The Commons courses through us and around us, to us from the past and from us to the future. It is a gift from the universe meant to be universal; bequethed to us by billions of years of extaordinary cosmic and biological evolution, as well as thousands of years of individual and concerted human enterprise. It is precious in its most minute expressions and awesome in its majestic. Each and every manifestation, writ large or small, has not only value by its usefullness, but more importantly, if part of nature, an inherent worth and right to exist without being interfered with, a freedom to be and to become.

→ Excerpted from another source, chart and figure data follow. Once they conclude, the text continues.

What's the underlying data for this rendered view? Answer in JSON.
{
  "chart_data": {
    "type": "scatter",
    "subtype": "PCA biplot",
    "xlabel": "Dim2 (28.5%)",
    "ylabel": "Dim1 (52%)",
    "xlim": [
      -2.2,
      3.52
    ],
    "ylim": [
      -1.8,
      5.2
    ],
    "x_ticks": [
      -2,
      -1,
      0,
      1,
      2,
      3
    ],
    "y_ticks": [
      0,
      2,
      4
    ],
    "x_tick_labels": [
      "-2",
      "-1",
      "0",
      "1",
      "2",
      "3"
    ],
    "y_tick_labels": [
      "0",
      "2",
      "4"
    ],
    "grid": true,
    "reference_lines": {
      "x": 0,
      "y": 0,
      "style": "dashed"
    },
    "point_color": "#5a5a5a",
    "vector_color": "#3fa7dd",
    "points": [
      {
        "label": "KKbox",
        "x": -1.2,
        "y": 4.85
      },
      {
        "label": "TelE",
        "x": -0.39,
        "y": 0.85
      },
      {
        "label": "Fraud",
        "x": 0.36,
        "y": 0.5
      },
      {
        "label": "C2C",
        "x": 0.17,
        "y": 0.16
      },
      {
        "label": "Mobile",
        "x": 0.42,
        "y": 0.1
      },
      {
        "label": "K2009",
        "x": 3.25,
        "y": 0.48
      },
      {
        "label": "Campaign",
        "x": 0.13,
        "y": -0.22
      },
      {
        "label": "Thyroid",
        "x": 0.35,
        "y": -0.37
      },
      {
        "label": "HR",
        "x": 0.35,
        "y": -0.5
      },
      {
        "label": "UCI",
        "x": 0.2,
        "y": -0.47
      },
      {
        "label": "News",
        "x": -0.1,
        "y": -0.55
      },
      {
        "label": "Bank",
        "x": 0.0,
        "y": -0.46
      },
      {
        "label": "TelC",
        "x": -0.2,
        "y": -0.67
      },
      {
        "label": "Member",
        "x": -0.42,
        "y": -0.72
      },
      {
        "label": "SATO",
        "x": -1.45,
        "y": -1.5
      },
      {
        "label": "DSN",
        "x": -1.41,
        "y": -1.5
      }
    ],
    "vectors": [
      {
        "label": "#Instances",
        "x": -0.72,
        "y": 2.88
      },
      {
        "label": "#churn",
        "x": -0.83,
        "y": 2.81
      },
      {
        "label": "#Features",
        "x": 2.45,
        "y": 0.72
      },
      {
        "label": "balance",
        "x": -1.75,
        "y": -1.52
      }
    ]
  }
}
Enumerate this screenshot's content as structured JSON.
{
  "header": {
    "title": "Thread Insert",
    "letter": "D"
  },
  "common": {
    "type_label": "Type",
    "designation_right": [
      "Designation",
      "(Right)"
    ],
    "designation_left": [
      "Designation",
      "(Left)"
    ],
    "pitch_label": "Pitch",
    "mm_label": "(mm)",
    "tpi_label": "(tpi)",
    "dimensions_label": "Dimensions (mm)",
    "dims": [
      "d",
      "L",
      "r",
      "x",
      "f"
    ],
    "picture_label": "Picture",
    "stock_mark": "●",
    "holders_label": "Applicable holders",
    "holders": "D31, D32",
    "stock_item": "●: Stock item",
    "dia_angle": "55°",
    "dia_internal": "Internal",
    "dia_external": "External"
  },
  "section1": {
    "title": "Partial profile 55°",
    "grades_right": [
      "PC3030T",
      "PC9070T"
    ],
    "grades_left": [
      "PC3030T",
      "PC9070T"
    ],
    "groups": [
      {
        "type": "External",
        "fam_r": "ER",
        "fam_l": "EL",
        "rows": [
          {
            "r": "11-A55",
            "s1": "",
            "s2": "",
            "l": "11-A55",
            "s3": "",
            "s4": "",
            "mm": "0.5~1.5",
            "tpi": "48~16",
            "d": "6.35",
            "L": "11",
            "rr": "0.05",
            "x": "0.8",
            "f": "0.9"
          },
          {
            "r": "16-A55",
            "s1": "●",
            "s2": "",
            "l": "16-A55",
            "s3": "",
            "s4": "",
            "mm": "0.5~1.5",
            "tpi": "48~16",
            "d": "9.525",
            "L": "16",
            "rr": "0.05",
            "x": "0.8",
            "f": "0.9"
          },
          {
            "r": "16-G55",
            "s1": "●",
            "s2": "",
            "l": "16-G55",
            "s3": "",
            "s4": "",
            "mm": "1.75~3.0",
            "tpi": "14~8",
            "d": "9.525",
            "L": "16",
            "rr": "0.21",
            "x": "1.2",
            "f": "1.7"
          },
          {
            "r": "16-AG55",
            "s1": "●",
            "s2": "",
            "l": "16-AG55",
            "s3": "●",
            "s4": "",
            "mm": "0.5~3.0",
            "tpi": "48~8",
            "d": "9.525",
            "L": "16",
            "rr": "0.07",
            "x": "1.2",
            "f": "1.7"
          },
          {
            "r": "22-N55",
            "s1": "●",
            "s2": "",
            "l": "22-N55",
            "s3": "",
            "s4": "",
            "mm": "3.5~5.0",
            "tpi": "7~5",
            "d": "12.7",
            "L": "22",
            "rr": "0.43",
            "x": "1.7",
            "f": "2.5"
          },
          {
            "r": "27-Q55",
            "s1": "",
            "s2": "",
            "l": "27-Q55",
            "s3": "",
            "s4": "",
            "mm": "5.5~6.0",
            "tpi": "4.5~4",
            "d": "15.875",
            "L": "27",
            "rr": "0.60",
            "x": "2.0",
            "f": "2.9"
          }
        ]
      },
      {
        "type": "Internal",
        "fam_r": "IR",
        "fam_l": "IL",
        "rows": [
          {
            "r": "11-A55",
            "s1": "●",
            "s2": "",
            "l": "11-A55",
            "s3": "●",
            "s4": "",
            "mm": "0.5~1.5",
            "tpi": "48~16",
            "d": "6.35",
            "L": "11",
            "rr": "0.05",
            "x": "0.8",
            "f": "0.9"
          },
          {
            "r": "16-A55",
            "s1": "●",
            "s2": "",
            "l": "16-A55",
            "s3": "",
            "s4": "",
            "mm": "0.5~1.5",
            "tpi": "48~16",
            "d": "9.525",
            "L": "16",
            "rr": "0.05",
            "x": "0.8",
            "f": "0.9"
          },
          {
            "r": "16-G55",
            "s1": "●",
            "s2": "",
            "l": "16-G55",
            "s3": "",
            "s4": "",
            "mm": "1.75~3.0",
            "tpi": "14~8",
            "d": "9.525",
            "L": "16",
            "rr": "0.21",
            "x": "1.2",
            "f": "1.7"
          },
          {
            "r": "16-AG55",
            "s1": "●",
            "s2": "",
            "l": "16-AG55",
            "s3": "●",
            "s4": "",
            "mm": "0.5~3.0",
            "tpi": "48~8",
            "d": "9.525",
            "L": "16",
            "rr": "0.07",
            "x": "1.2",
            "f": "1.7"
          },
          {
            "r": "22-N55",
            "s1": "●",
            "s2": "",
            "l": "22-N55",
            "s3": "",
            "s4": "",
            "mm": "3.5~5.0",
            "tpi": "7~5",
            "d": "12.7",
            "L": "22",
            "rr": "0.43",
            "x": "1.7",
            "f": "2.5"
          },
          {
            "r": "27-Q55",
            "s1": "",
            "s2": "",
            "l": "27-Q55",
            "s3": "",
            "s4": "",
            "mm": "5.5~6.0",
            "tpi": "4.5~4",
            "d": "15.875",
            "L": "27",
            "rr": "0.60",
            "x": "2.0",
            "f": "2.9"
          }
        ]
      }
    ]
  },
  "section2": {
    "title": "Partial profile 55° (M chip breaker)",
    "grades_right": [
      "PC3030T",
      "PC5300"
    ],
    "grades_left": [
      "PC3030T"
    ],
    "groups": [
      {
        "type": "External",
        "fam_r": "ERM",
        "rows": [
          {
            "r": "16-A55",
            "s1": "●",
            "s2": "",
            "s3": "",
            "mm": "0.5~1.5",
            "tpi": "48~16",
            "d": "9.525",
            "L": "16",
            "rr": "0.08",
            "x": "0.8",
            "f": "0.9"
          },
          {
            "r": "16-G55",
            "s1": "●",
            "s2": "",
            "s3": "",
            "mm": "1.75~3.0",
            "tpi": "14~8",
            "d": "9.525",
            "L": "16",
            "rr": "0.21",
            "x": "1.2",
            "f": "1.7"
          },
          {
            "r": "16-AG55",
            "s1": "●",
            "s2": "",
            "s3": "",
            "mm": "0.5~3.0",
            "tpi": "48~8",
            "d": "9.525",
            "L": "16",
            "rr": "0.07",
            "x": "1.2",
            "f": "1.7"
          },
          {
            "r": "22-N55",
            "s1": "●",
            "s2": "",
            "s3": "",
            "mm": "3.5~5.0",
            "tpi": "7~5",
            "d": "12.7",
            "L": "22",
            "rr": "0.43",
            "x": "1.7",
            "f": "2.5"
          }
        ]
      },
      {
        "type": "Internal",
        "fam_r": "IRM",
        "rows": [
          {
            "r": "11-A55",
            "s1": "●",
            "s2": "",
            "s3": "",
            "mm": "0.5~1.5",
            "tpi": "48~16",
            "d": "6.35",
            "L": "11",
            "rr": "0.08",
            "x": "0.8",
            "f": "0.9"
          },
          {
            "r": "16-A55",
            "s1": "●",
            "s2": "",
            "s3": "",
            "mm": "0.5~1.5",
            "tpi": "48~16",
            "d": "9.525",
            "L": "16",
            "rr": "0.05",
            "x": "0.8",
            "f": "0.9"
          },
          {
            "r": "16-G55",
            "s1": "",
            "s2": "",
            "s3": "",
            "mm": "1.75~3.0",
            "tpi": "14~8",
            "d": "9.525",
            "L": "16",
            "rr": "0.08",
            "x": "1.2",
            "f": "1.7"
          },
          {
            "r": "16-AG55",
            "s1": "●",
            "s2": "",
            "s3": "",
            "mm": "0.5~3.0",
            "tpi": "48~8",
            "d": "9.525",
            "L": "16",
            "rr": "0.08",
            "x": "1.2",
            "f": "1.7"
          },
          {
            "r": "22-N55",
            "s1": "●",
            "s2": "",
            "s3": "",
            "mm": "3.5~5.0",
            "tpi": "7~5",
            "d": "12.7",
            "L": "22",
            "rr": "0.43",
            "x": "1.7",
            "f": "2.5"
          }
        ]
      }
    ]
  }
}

We speak of the air, of the water, of the soil, and we speak of language itself. Mathematics and medicine; mice, music and e-mail; the carbon cycle and the bicycle; eco-systems and systems of justice; democracy; photographs and photosynthesis; footballs, philosophy, farmers’ markets, stock markets; hardwoods and hard-drives; wheels and whales. We did not earn these things we inherited them, taken together they constitute a wealth immeasurable.
What we must understand and take the measure of is ourselves, if we are to convey the Commons forward to the generations that follow, relatively intact. So much life and possibility has been damaged already by ignorance, greed and shortsightness, and much more is threatened. The critical institutions of man, of which we all share ownership and stewardship duties, are not responding to the deepening crises enveloping both people and the natural world – they must be rethought and reformed. We have right now an unprecedented responsibility, unasked of generations past.
Some things we own individually, as it should be, but the greatest of things, these things described here as part of our Commons, belong to all of humanity. We are not only owners of these treasures but also their trustees; and not only to our children and their children, but to all the myriad forms of life that now depend on our good judgment and good deeds, many for their very survival.